İktidar ülke kaynaklarını tüketmiş olmanın bilinci ile gözünü artık halkın zor zamanlar için ayırdığı varlıklara dikti.  

Fakat zaten zaman öylesine zor ki bu halkın yastık altında altınının falan kalmadığı belli.

Olmayan altınları toplayarak sistemi tedavi edeceği yanılsaması içindeki iktidar içinse ise, hayaller Eldorado gerçekler Yozgat Yerköy.

Türkiye kıstırıldığı köşede giderek daha da içe dönüyor.

AKP ise iktidarda nasıl daha uzun kalabilirim hesabı yaparken, ülkenin geleceğini ipotek altına alacak hamleleri ardı ardına yapıyor.

Döviz kurunun artışına önlem olarak getirilen sistem ülkenin var olmayan muhayyel kaynaklarını kullanarak istikrar vaat ediyor.

Diğer yanda enflasyon canavarların bile korkacağı seviyeye gelmiş durumda.

Erdoğan kendi iktisat bilgisine dayanarak kurduğu yapının çöküşünü, bir başarı hikayesi olarak pazarlıyor.

Kur korumasız köprüler, otoyollar, hastaneler ve tünellerse ülkenin tepesindeki Demokles kılıcı olarak duruyor.

Türkiye 2022’yi Şubat ayı biterken bu özetle tanımlamak mümkün.

Aslında son sürat giden arabanın şarampole devrildikten sonraki hali gibiyiz.

Arabanın şoförü aracın ne kadar sağlam olduğuna inanmamızı bekliyor.

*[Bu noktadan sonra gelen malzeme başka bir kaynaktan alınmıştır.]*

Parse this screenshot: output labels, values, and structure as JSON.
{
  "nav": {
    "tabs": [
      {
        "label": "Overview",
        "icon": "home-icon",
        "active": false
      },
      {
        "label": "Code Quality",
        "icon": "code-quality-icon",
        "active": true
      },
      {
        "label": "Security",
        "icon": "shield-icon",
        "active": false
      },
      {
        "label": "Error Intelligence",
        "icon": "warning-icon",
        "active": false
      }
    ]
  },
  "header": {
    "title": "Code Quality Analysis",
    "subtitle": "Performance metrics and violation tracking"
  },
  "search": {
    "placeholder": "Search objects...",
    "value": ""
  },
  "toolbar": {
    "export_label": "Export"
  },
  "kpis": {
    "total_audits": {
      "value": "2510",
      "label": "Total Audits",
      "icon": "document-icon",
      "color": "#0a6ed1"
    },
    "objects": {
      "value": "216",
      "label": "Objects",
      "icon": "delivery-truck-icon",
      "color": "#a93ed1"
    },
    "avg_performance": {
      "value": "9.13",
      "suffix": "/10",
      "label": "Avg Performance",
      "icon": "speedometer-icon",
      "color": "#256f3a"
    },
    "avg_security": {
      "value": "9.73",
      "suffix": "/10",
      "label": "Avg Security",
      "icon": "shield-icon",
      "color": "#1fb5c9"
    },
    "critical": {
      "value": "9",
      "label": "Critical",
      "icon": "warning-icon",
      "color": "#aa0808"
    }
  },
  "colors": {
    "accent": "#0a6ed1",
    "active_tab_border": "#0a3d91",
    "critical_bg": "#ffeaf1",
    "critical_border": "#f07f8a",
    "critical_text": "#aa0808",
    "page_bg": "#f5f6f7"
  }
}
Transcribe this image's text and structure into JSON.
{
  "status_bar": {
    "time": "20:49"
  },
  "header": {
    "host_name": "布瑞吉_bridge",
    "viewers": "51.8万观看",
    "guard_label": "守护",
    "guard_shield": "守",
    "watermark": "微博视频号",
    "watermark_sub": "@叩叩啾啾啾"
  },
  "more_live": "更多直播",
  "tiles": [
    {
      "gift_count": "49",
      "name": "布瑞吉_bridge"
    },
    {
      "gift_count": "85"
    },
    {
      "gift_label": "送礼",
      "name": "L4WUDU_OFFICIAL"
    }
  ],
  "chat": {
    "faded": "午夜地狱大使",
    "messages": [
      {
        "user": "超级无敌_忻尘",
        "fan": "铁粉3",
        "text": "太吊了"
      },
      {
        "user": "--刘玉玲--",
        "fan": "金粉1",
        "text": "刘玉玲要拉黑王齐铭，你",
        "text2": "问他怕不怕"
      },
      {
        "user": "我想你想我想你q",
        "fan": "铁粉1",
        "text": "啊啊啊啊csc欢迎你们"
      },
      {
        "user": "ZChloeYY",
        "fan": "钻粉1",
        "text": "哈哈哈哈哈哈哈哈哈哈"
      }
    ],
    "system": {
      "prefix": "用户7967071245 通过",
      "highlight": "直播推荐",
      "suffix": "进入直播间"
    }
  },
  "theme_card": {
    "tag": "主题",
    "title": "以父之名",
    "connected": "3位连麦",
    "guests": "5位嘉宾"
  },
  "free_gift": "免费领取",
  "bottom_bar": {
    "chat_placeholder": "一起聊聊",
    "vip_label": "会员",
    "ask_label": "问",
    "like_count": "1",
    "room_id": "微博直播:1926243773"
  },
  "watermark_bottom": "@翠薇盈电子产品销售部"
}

Bu aracın tekrar yola çıkması için hepimizin fedakarlık yapması gerekiyor.

Oysa herkes iyi bilir ki pert araçlar için tek çare trafikten çekmektir.

AKP’nin pert olmuş arabasının gideceğine inanmamız için gösterilen çaba bu arabanın içinde konforla seyahat eden elitler için tek çıkış yolu.

Bunlar Erdoğan’ın dinsel popülizminden duydukları tatmin ile ülkenin hala dönüşebileceğine dair ham hayali kuruyorlar.

Türkiye üzerinden dumanlar tüten kırık dökük AKP arabasının tamiri mümkün olmadığının farkında.

Bunu bir taraftan şarkılarla şiirlerle anlatacak, diğer yanda ülkenin yeni ve taze başlangıç için yol alacağı yeni aracı garajdan çıkacak.

Bu aracın 500 SL Mercedes olması şart değil, bizi yolda bırakmasın, kurallara uysun kafi.